We provide you with a simple cryptographic library (~class/src/libdcrypt-0.2.tar.gz), containing an implementation of all the cryptographic tools you will need for the lab. By doing the lab, you will gain experience about how to use Cryptography to build security properties into your system.

Software Setup

The files you will need for this lab are available in ~class/src/lab1.tar.gz. To install them in your account, type the following:

% tar xzf ~class/src/lab1.tar.gz
% cd lab1
% 

We have set up the appropriate libraries and header files so that you can compile against libdcrypt on the class machines. If you are instead working on your own machine, you should install the dcrypt library in your system. (You will also need to have the GNU MP and dmalloc libraries installed in your machine.)

Lab Specification

Your Encryption/Decryption Utility will consist of three programs: edu_keygen, edu_encrypt and edu_decrypt. We provide you with a skeleton source directory (~class/src/lab1.tar.gz), containing the following files:

% ls ~class/src/lab1/
Makefile        edu_decrypt.c   edu_keygen.c
edu.h           edu_encrypt.c   edu_misc.c
%

Once you have implemented the necessary functions (see below), you will build the three programs edu_keygen, edu_encrypt and edu_decrypt using make:

% make
gcc -g -O2 -ansi -Wall -Wsign-compare -Wchar-subscripts -Werror -I. -I/usr/local
/include/ -c edu_keygen.c edu_misc.c
gcc -g -O2 -ansi -Wall -Wsign-compare -Wchar-subscripts -Werror -o edu_keygen ed
u_keygen.o edu_misc.o /usr/local/lib/libdcrypt.a /usr/local/lib/libgmp.a -L/usr/
local/lib/ -ldmalloc
gcc -g -O2 -ansi -Wall -Wsign-compare -Wchar-subscripts -Werror -I. -I/usr/local
/include/ -c edu_encrypt.c edu_misc.c
gcc -g -O2 -ansi -Wall -Wsign-compare -Wchar-subscripts -Werror -o edu_encrypt e
du_encrypt.o edu_misc.o /usr/local/lib/libdcrypt.a /usr/local/lib/libgmp.a -L/us
r/local/lib/ -ldmalloc
gcc -g -O2 -ansi -Wall -Wsign-compare -Wchar-subscripts -Werror -I. -I/usr/local
/include/ -c edu_decrypt.c edu_misc.c
gcc -g -O2 -ansi -Wall -Wsign-compare -Wchar-subscripts -Werror -o edu_decrypt e
du_decrypt.o edu_misc.o /usr/local/lib/libdcrypt.a /usr/local/lib/libgmp.a -L/us
r/local/lib/ -ldmalloc
%

You should now be able to create your own private key/public key pair, and use them as follows:

% ./edu_keygen my_key.priv my_key.pub 
% yes "test" | head -1000 > a_file
% ./edu_encrypt my_key.pub a_file an_encrypted_file
% ./edu_decrypt my_key.priv an_encrypted_file a_decrypted_file 
% diff a_file a_decrypted_file
%

Now you think, "This is cool!," and decide to give a copy of your encryption/decryption utility to your friend (whose name, surprise, surprise, we will assume is Bob). Now that Bob has your program, you can exchange public keys:

% cat my_key.pub | mail bob@bobserver.org 
%

Once Bob gets your email ...

bob>
You have mail in /var/mail/bob
... he will store your public key in a file named, let's say, alice.pub. Now Bob can send you highly confidential messages:
bob> echo "The deadline for lab1 is Feb. 22" > msg.plain 
bob>  ./edu_encrypt alice.pub msg.plain msg.cipher 
bob> uuencode -m msg.cipher bob_msg.cipher | mail alice@aliceserver.org
bob>
When you get Bob's email:
% ...
You have mail in /var/mail/alice
... you will uudecode it, obtaining a ciphertext file named bob_msg.cipher, and then you will use your private key to unveil Bob's top-secret communication:
% ./edu_decrypt my_key.priv bob_msg.cipher bob_msg.plain 
% cat bob_msg.plain 
The deadline for lab1 is Feb. 22

Design Guidelines

Now that you know how your encryption/decryption utility is supposed to work, let's get into doing something.

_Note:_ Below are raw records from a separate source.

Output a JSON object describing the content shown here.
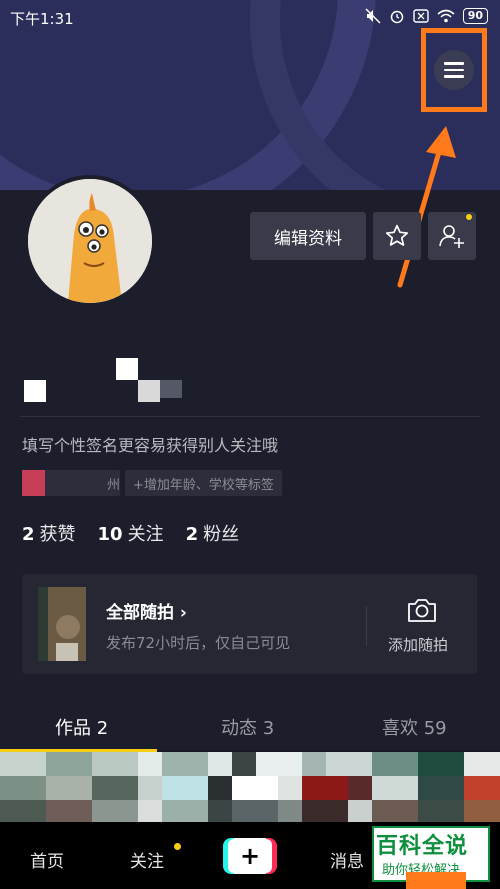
{
  "status_bar": {
    "time": "下午1:31",
    "battery": "90",
    "icons": [
      "mute-icon",
      "alarm-icon",
      "sim-icon",
      "wifi-icon"
    ]
  },
  "profile": {
    "edit_button": "编辑资料",
    "bio": "填写个性签名更容易获得别人关注哦",
    "tag_location": "州",
    "tag_add": "+增加年龄、学校等标签"
  },
  "stats": [
    {
      "count": "2",
      "label": "获赞"
    },
    {
      "count": "10",
      "label": "关注"
    },
    {
      "count": "2",
      "label": "粉丝"
    }
  ],
  "random_shots": {
    "title": "全部随拍",
    "chevron": "›",
    "subtitle": "发布72小时后，仅自己可见",
    "camera_label": "添加随拍"
  },
  "tabs": [
    {
      "label": "作品 2",
      "active": true
    },
    {
      "label": "动态 3",
      "active": false
    },
    {
      "label": "喜欢 59",
      "active": false
    }
  ],
  "nav": {
    "home": "首页",
    "follow": "关注",
    "add": "+",
    "messages": "消息"
  },
  "watermark": {
    "top": "百科全说",
    "bottom": "助你轻松解决"
  },
  "colors": {
    "accent": "#face15",
    "highlight": "#ff7a1a",
    "background": "#161823"
  }
}
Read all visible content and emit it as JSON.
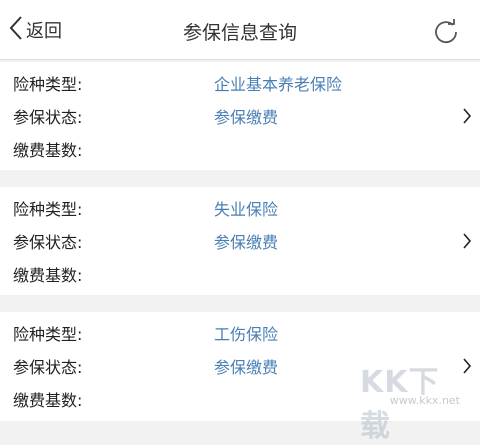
{
  "navbar": {
    "back_label": "返回",
    "title": "参保信息查询",
    "refresh_icon": "refresh-icon"
  },
  "cards": [
    {
      "rows": [
        {
          "label": "险种类型:",
          "value": "企业基本养老保险"
        },
        {
          "label": "参保状态:",
          "value": "参保缴费"
        },
        {
          "label": "缴费基数:",
          "value": ""
        }
      ]
    },
    {
      "rows": [
        {
          "label": "险种类型:",
          "value": "失业保险"
        },
        {
          "label": "参保状态:",
          "value": "参保缴费"
        },
        {
          "label": "缴费基数:",
          "value": ""
        }
      ]
    },
    {
      "rows": [
        {
          "label": "险种类型:",
          "value": "工伤保险"
        },
        {
          "label": "参保状态:",
          "value": "参保缴费"
        },
        {
          "label": "缴费基数:",
          "value": ""
        }
      ]
    }
  ],
  "watermark": {
    "logo": "KK下载",
    "url": "www.kkx.net"
  },
  "colors": {
    "value_text": "#4a7fb5",
    "background": "#f2f2f2",
    "card": "#ffffff"
  }
}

To help you get acquainted with libdcrypt, we implemented edu_keygen for you: take a look at edu.h, edu_misc.c and edu_keygen.c, and make sure you understand what's going on.

We also provide you with an incomplete implementation of edu_encrypt and edu_decrypt in edu_encrypt.c and edu_decrypt.c. Your job is to fill in the code for the two procedures:

Encrypting the content

The task of encrypt_file is to read the content from the file descriptor fin, encrypt it using pk, and place the resulting ciphertext in a file named ctxt_fname.

The encryption should be CCA-secure (cf. first class), which is the level of cryptographic protection that you should always expect of any implementation of an encryption algorithm.

Below we describe a possible design, based on the so-called "hybrid encryption" paradigm, but you are free to follow a different approach if you want, as long as it is also CCA-secure. The "hybrid encryption" paradigm combines both public-key and symmetric encryption functions: the idea is to:

  1. pick a random symmetric key K and encrypt it under the public key pk; and
  2. use K to encrypt the actual content read from the fin file descriptor using e.g., AES.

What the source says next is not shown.